Соответственно изменились и его боги. До тех пор пока человек идентифицировал себя с природой, его боги тоже являлись частью природы. Когда же человек обрел навыки в ремеслах, он сотворил себе идолов из камня, дерева или золота. Продвинувшись еще дальше в своем развитии и ощутив свое могущество, он придал своим богам человеческий образ. Прежде всего — и это, вероятно, соответствовало ступени развития человека как земледельца — возникло божество в образе все-защищающей и все-кормящей Великой Матери. Наконец, он начал почитать отцовские божества, которые представляли разум, принципы и законы. Этот последний и решающий поворот от укорененности человека в природе и от его зависимости по отношению к любящей матери мог начаться с появлением великих рациональных и патриархальных религий; в Египте — с религиозной реформы Эхнатона в XIV в. до н. э., в Палестине — примерно в то же время с развитием религии Моисея, в Индии и Греции — вскоре после вторжения завоевателей с севера. Новая идея выразилась в многочисленных новых обрядах. В ритуале жертвоприношения животных животное в человеке было принесено в жертву богу. Библейское табу, которое запрещало вкушать кровь животного (поскольку «кровь есть его жизнь»), провело резкую разграничительную линию между человеком и животным.

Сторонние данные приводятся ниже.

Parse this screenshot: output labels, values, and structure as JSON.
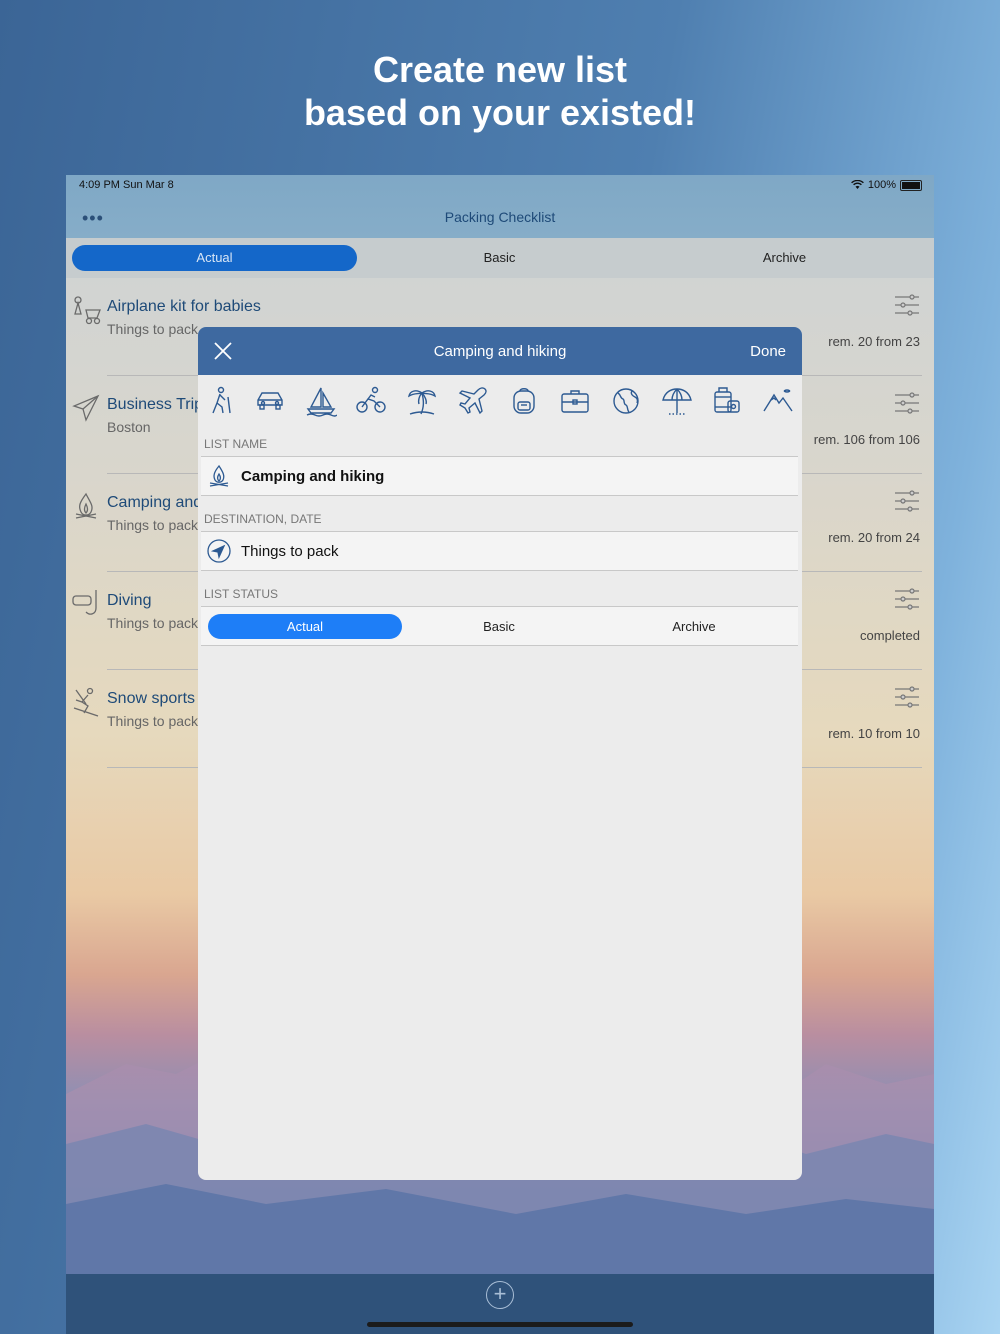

В образе Бога, невидимого и бесконечного, представляющего объединяющий принцип всего сущего, был создан противоположный полюс конечному разнообразному миру природы, миру вещей. Созданный по образу Бога человек частично обладает его качествами; он вышел из природы и стремится к абсолютному рождению и полному пробуждению [333] . В Китае с середины первого тысячелетия до н. э. указанный процесс вступил в новую фазу с появлением Конфуция и Лао-цзы, в Индии это произошло при Будде, в Греции — при философах эпохи греческого Просвещения и в Палестине — при библейских пророках. Затем была достигнута новая вершина в этом процессе — эпоха христианства и стоицизма в Римской империи, Кецалькоатль в Мексике [334] , а еще 500 лет спустя — деятельность Мухаммеда в Африке.
333
Во время просмотра рукописи я нашел у А. Вебера (см.: Weber А. Der Dritte oder der Vierte Mensch. Munchen, 1953, S. 9 f.) схему исторического развития, имеющего известное сходство с моей. А. Вебер предполагает существование «хтонического периода» с 4000 до 1200 г. до н. э., который характеризуется привязанностью народов, занимавшихся земледелием, к почве.
334
В этой неортодоксальной датировке я примыкаю к Л. Сежурне (см.: Sejournee L. El Mensaje de Quetzalcoatl. — In: Cuardernos Americanos, 5 (1954)) и сведениям, полученным от нее непосредственно.